Kid's got a point. There were even questions as to whether the camera equipment in the plane (to document the voyage for the media) were too heavy, at the time. But I noticed a curious thing -- the same report (from the New York Times) also had an interesting statement in it:

The Guinness Book of Records has eliminated its youngest-pilot category because it does not want to encourage unsafe flights.

That seems pretty responsible of them, one might think. Until you read about the young British sailor in Reuters today:

Craig Glenday, editor-in-chief of Guinness World Records, described [the sailor]'s latest achievement as heroic.

"It shows [him] as a truly unique young man, whose dream was realized through sheer determination and commitment."

So there seems to be a certain double-standard, as to "youngest" world records, to say the least.

Now, it's pretty easy to see that age seven is probably a wee bit young for such dangerous pursuits. The FAA even changed its rules after Jessica's death, to avoid further such tragedies. But 17 is almost adult -- it actually is considered adult, in many countries. In America, we have a strange dual system of adulthood, where you are old enough at 18 to do most adult things, but have to wait until 21 to do others. But in America, we also charge people younger than 18 "as an adult" when they commit heinous enough crimes that juvenile hall doesn't seem punishment enough. But if a 13-year-old is deemed old enough to sail solo around the world (which takes months, even years, at times), you can be sure that sooner enough a child with only a single digit for their age will want to try. The Dutch girl reportedly began planning her trip when she was 10.

And, the laws of chance being what they are, sooner or later one of these young captains is going to have a very sad ending to their story. At which point, we'll all go through exactly what we did when Jessica Dubroff died, 13 years ago. The hand-wringing will be the same, and the "in hindsight..." stories will be run in the media, as sure as the sun comes up in the East.

Maybe Guinness will even remove all their "youngest" records. Because at some point the concept of "too young" is going to become a little more obvious.


-- Chris Weigant


2 Comments on “How Young Is Too Young To Set A Record?”

  1. [1] 
    Chris Weigant wrote:

    OK, I have to admit I took a cheap shot at Guinness there at the end. Since posting this, I read the following:

    "(We have) a standard policy that does not sanction, endorse or encourage attempts by minors (people under the age of 16) on records which are dangerous or potentially life-threatening," Guinness spokesman Damian Field said.

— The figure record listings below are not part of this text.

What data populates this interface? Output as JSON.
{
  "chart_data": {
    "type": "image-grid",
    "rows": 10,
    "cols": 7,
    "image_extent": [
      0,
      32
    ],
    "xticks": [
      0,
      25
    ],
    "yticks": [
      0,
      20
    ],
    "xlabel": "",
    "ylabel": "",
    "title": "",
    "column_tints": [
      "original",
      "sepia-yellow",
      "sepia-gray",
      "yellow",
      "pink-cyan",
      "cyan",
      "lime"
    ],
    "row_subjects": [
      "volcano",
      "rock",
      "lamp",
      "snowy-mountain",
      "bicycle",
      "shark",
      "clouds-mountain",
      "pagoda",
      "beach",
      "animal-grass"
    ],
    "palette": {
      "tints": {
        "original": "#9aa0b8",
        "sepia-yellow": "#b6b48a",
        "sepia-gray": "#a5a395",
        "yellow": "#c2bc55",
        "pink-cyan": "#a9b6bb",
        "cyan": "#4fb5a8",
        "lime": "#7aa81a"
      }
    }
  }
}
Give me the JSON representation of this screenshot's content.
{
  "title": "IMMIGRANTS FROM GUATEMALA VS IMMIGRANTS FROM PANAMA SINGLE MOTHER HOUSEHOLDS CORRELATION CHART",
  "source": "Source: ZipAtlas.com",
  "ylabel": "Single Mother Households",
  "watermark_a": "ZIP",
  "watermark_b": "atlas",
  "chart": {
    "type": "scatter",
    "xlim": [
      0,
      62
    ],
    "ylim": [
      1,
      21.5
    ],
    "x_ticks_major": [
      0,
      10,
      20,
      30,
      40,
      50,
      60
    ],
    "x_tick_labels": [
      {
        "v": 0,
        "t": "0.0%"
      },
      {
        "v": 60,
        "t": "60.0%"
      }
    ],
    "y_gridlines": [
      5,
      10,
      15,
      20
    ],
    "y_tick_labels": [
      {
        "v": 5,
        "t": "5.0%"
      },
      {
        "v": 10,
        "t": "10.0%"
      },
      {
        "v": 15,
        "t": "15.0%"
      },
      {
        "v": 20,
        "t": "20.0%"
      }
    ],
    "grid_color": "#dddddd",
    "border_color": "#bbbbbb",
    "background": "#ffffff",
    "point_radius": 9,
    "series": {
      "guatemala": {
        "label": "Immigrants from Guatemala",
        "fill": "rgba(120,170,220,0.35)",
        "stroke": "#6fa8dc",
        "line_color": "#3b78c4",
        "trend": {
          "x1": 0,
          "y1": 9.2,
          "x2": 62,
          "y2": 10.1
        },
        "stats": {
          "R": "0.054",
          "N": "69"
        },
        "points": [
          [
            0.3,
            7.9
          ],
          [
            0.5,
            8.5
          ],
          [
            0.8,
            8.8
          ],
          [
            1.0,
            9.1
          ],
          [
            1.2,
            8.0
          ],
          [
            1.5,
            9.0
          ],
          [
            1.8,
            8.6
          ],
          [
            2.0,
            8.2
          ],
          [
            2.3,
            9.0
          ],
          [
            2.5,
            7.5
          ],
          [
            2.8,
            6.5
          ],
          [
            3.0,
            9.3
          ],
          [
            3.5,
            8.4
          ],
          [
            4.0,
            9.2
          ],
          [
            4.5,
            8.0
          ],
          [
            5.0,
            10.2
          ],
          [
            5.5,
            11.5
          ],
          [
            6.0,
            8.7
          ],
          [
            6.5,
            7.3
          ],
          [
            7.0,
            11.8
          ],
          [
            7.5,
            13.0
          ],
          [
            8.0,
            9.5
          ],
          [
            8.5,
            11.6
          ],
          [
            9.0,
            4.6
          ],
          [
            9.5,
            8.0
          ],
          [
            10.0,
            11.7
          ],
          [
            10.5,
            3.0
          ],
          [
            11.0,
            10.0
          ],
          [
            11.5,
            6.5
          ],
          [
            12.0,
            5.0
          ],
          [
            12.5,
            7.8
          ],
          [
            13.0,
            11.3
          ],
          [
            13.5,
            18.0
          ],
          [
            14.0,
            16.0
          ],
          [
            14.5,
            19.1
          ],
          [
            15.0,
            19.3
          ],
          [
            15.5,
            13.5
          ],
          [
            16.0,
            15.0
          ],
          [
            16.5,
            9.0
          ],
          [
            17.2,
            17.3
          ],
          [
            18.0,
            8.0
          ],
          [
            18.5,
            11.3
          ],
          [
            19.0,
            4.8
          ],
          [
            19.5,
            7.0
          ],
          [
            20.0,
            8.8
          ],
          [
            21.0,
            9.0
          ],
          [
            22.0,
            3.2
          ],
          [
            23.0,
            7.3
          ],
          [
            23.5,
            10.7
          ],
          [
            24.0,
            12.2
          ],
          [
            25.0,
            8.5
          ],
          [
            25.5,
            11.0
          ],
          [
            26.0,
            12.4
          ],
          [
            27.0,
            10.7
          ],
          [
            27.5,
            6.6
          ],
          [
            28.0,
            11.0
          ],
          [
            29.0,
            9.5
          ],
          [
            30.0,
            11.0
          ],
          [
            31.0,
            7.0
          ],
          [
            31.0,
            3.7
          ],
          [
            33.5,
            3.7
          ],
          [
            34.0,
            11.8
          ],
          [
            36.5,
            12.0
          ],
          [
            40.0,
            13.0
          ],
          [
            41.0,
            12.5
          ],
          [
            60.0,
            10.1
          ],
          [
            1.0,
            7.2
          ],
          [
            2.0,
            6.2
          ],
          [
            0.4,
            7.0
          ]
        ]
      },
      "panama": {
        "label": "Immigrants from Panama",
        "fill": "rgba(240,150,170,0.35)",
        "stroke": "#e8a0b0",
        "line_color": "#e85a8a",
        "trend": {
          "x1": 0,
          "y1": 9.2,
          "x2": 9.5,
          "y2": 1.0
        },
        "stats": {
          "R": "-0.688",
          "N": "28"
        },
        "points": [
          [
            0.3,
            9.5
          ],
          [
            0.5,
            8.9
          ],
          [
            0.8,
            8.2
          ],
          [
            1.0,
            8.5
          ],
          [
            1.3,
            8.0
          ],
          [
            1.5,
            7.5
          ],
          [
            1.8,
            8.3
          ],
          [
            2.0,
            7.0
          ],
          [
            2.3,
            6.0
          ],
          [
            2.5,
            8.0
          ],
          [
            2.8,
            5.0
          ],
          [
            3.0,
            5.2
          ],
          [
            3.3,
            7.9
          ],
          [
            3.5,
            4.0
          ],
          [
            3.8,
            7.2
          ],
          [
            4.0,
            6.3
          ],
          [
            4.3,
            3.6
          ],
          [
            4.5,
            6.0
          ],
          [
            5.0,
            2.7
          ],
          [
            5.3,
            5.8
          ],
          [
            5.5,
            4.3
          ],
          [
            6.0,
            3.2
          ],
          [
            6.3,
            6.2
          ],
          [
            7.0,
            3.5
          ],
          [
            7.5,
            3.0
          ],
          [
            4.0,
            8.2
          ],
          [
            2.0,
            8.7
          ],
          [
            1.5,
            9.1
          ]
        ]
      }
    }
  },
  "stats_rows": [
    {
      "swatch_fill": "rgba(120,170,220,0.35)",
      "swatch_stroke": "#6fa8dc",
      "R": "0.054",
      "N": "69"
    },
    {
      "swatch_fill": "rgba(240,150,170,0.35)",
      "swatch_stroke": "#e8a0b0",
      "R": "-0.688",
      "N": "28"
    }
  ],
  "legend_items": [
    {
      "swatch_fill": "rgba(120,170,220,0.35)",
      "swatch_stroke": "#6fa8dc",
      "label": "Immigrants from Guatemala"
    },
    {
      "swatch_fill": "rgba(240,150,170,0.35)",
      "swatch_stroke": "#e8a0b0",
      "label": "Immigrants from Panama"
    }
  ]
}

    So Guinness draws the line at 16, which seems fairly reasonable. My apologies to Arthur's wonderful brewing company, and to their world record outfit as well.


  2. [2] 
    Yeah right wrote:

    This is actually a touchy situation many countries base their age of adulthood nearby their age of consent laws and age of marriage. In countries where populations are great the number is usually higher or vice versa. The question you are asking would have never been asked a hundred years ago. However you bring up a point that I am more concerned about. How could one country such as America have such a hypocritical viewpoint of age? Drink at 21, vote at 18, sentence to death at 15. It seems quite unfair that at 13 year girl's parents could be charged with child endangerment when so many youth in America parents go free. Although I do not in anyway support the death penalty it seems that if protection for this young girl means going after her parents shouldn't any child by contemporary definition, be protected from the action in which they may commit, be protected from their parents.

    You are correct there is a point where too young is too young. The fact that she needs consent in the first place suggest that she is too young to do something as dangerous as sail around the world. The question ensues how much of her life has she lived? Has she ever kissed a boy? Found great friends and lost them? Does she even live in the land of reason or is she still stuck in inocences?

    I suggest Guinness change their policy to non-acceptance of minors trying to risk their lives to be first. And America not put to death anyone who doesn't have equal representation under the law.